Troika kontrolliert Portugal nach den Wahlen!

26. Januar 2016

2011 bekam Portugal 78 Milliarden Euro akute Finanzhilfe in Kreditform von der EU der EZB und dem IWF. Davon sind heute, zu Beginn des Jahres 2016, noch 72 Milliarden offen. Das wollen sich die Grauen Männer der Troika vor Ort genau ansehen und zwar HEUTE!

Die Portugiesen bedienen diese Kredite – mehr schlecht als recht – durch indirekte Steuern auf Tabak und Kraftstoffe. An Tilgung ist bisher kaum zu denken.

Das regierende Linksbündnis besteht aber zudem auf höheren öffentlichen Ausgaben, was im klaren Widerspruch zu den Absichten der Troika steht! Diese befürchtet, das Portugal das geduldete Verschuldungslimit der EU von 3% reisst…

Die sozialistisch-kommunistische Regierung des António Costa soll die lukrativen Teile ihrer Banken verkaufen und so Geld in ihre Kassen bringen. Während man sich damit beschäftigt, steht aber ein neues Finanzinstitut vor dem Debakel und benötigt sofort eine sehr dringende „Rekapitalisierung“, die Caixa Geral de Depósitos.

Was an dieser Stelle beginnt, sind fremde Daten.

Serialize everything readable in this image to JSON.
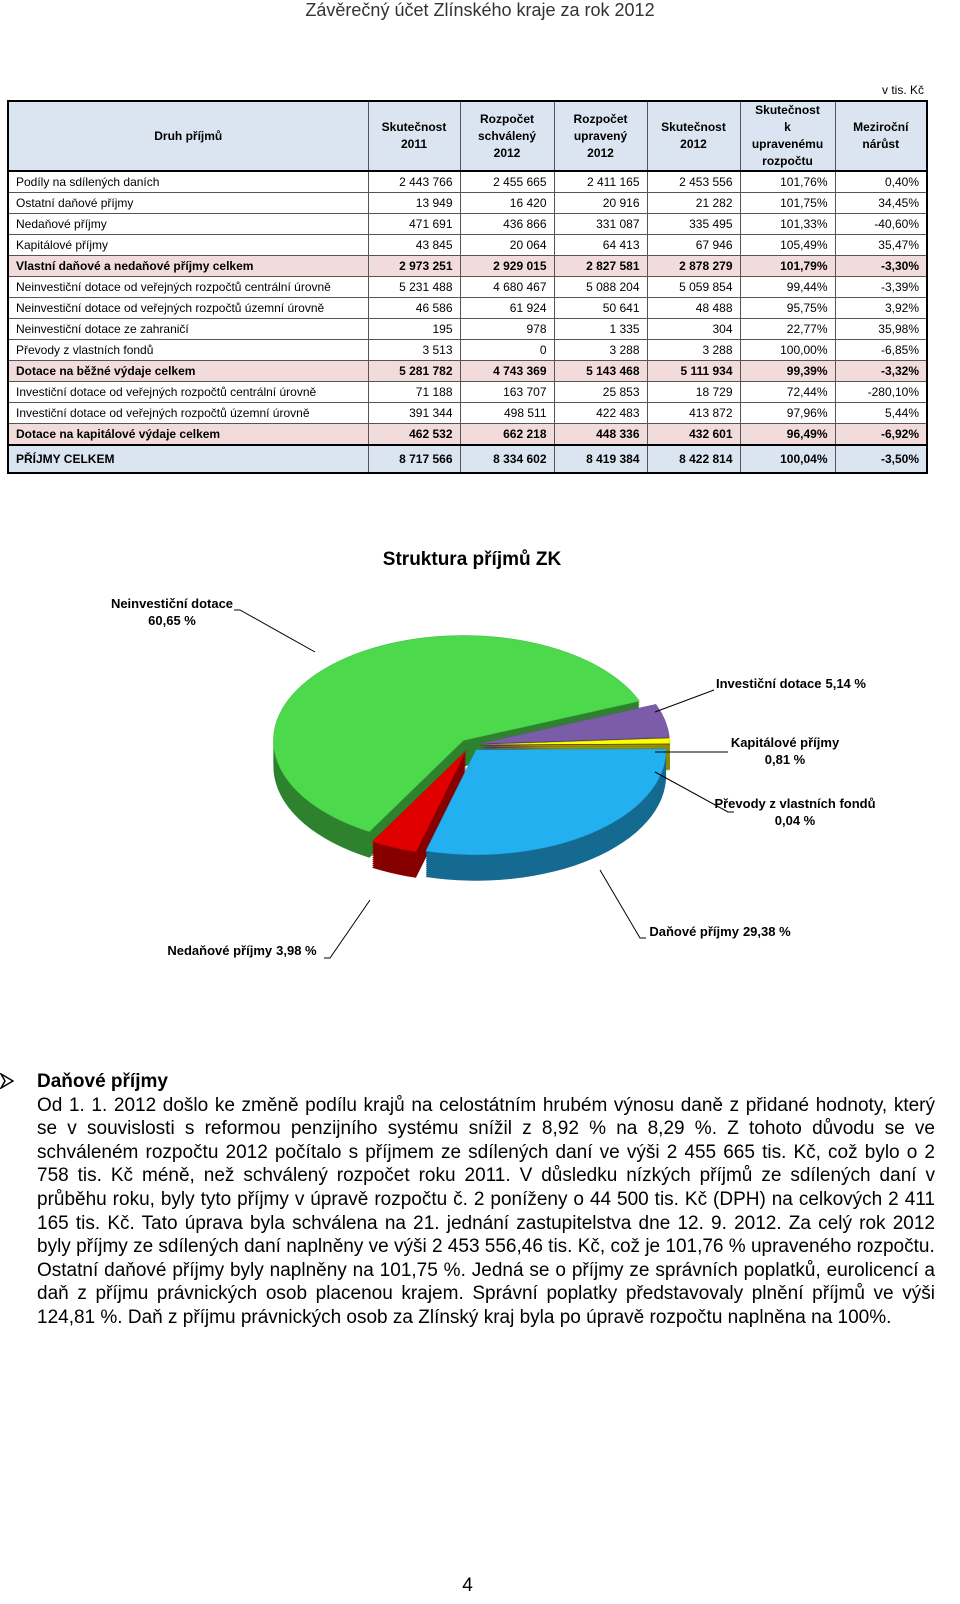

Was die Troika den Portugiesen verkünden wird ist schlicht das alte Lied, daß jetzt keine Zeit dafür sei Wohltaten zu verteilen, sondern brav laufende Kredite zu bedienen und zu tilgen.

Positiv könnte man formulieren, daß der IWF zwar im September sein ständiges Büro in Lissabon schloß, nur um jedoch sogleich zu verkünden, daß von nun an alle sechs Monate mit dem Besuch der Grauen Männer von der Troika in der Südwestecke Europas zu rechnen sei…

Für António Costa besteht die Kunst im Lavieren, pardon, im Navigieren zwischen den Forderungen der Troika und denen seiner Koalitionspartner, die ständig ein Verlassen des Landes der Euro-Zone (und teilweise auch der NATO!) fordern.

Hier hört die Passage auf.